Consider following (godbolt):

auto r = views::iota(0) | std::views::take(5);
static_assert( ranges::random_access_range<decltype(r)>);

auto cr = r | views::common;
static_assert( ranges::forward_range<decltype(cr)>);

r is random_access_range, so C++20 constrained algorithms such as ranges::binary_search can use this trait to perform more efficient operations on it, but in order to enable the old std algorithm to apply it, we need to use views::common to convert it to a common_range. However, it also degenerates to a forward_range, which reduces the efficiency of the algorithm.

Why does the standard only define common_iterator as forward_iterator at most? What are the considerations behind this?

3 answers

  • answered 2021-05-15 13:02 Philipp Claßen

    The concept of a sentinel is closely linked to a iterator as it is known from other languages, which support to advance and test whether you reached the end. A good example would be a zero-terminated string where you stop when you reached \0 but do not know the size in advance.

    My assumption is that modeling it as a std::forward_iterator is enough for the use cases where you would need to convert a C++20 iterator with a sentinel to call an older algorithm.

    I also think it should be possible to provide a generic implementation that could detect cases where the iterator provides more functionality. It would complicate the implementation in the standard library, maybe that was the argument against it. In generic code, you could still detect the special cases yourself to avoid wrapping a random access iterator.

    But to my understanding, if you deal with a performance critical code section, you should be careful with wrapping everything as a std::common_iterator unless it is needed. I would not be surprised if the underlying variant introduces some overhead.

  • answered 2021-05-15 13:58 Yakk - Adam Nevraumont

    As @daves mentioned, the end iterator is an iterator.

    If your iterator supports -- (as everything more powerful than forward does), then your common iterator has to be able to -- from the wrapped sentinel.

    Sentinels don't support --; you'd have fake it somehow. And in many cases this requires O(n) work; basically scan for the sentinel and turn it into an iterator. Which sucks.

  • answered 2021-05-15 14:07 Nicol Bolas

    If you have a non-common range of iterators, and you need to transform it into a common range, then you basically have two choices.

    You can either compute what the ending iterator would be by successively incrementing the beginning iterator until it is equal to the sentinel, or you can do trickery. common_iterator is for the latter.

    That's important because successively incrementing the begin iterator has two flaws. First, you can't do that if it's not at least a forward range. Second... what happens if the range is infinite? Because that's a thing in C++20 ranges. Indeed, that possibility is one of the most important reasons why we have a sentinel type.

    So trickery it is then. However, "trickery" in this case means creating a new iterator type that is used for both the begin and the sentinel. Therefore, it must have the limitations of both of these. The sentinel basically has to pretend that it's an iterator.

    Iterators can be incremented; sentinels can't.
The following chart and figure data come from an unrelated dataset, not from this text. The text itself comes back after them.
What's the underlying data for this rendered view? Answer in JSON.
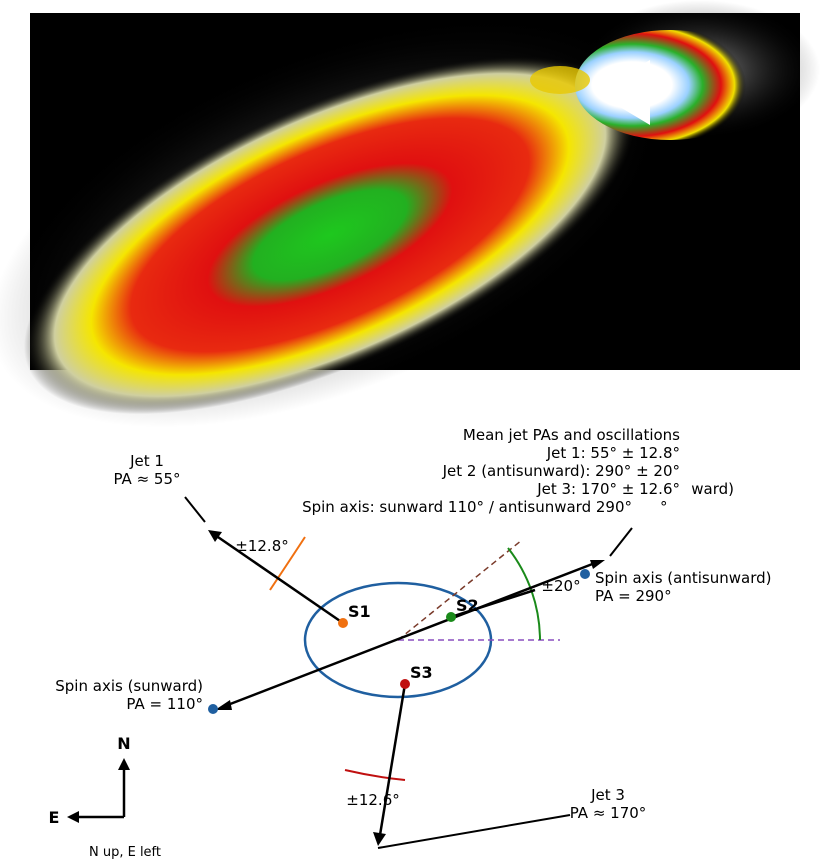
{
  "summary": {
    "title": "Mean jet PAs and oscillations",
    "lines": [
      "Jet 1: 55° ± 12.8°",
      "Jet 2 (antisunward): 290° ± 20°",
      "Jet 3: 170° ± 12.6°",
      "Spin axis: sunward 110° / antisunward 290°"
    ],
    "fragments": [
      "ward)",
      "°"
    ]
  },
  "jet1": {
    "name": "Jet 1",
    "pa": "PA ≈ 55°",
    "osc": "±12.8°"
  },
  "jet2": {
    "osc": "±20°"
  },
  "jet3": {
    "name": "Jet 3",
    "pa": "PA ≈ 170°",
    "osc": "±12.6°"
  },
  "sources": [
    "S1",
    "S2",
    "S3"
  ],
  "spin_anti": {
    "name": "Spin axis (antisunward)",
    "pa": "PA = 290°"
  },
  "spin_sun": {
    "name": "Spin axis (sunward)",
    "pa": "PA = 110°"
  },
  "compass": {
    "north": "N",
    "east": "E",
    "note": "N up, E left"
  }
}
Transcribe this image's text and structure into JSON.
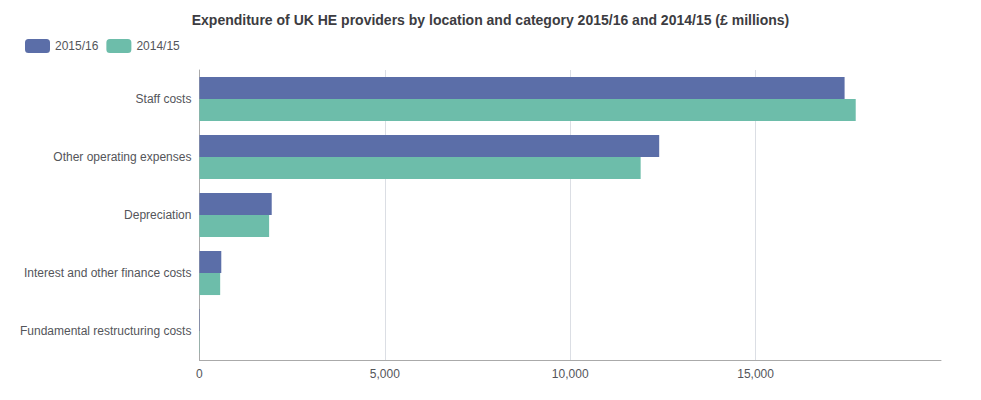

However, you're not allowed to increment the end iterator of a range anyway, so you can pretend that incrementing the end common_iterator is allowed. Similarly, you can't derefence a sentinel, but you can't dereference the end iterator either. So it can pretend that it could be dereferenced, even though no algorithm will do that.

    This means that for a forward range, you cannot do anything except test the ending iterator against some other iterator. In short, for a forward range, the end iterator may as well be a sentinel.

    But that's not true for higher levels of ranges. An algorithm that takes bidirectional ranges is explicitly permitted to move the end iterator backwards. But you can't do that to a sentinel that's pretending its an iterator.

    That's why a common_iterator range cannot be anything higher than a forward range.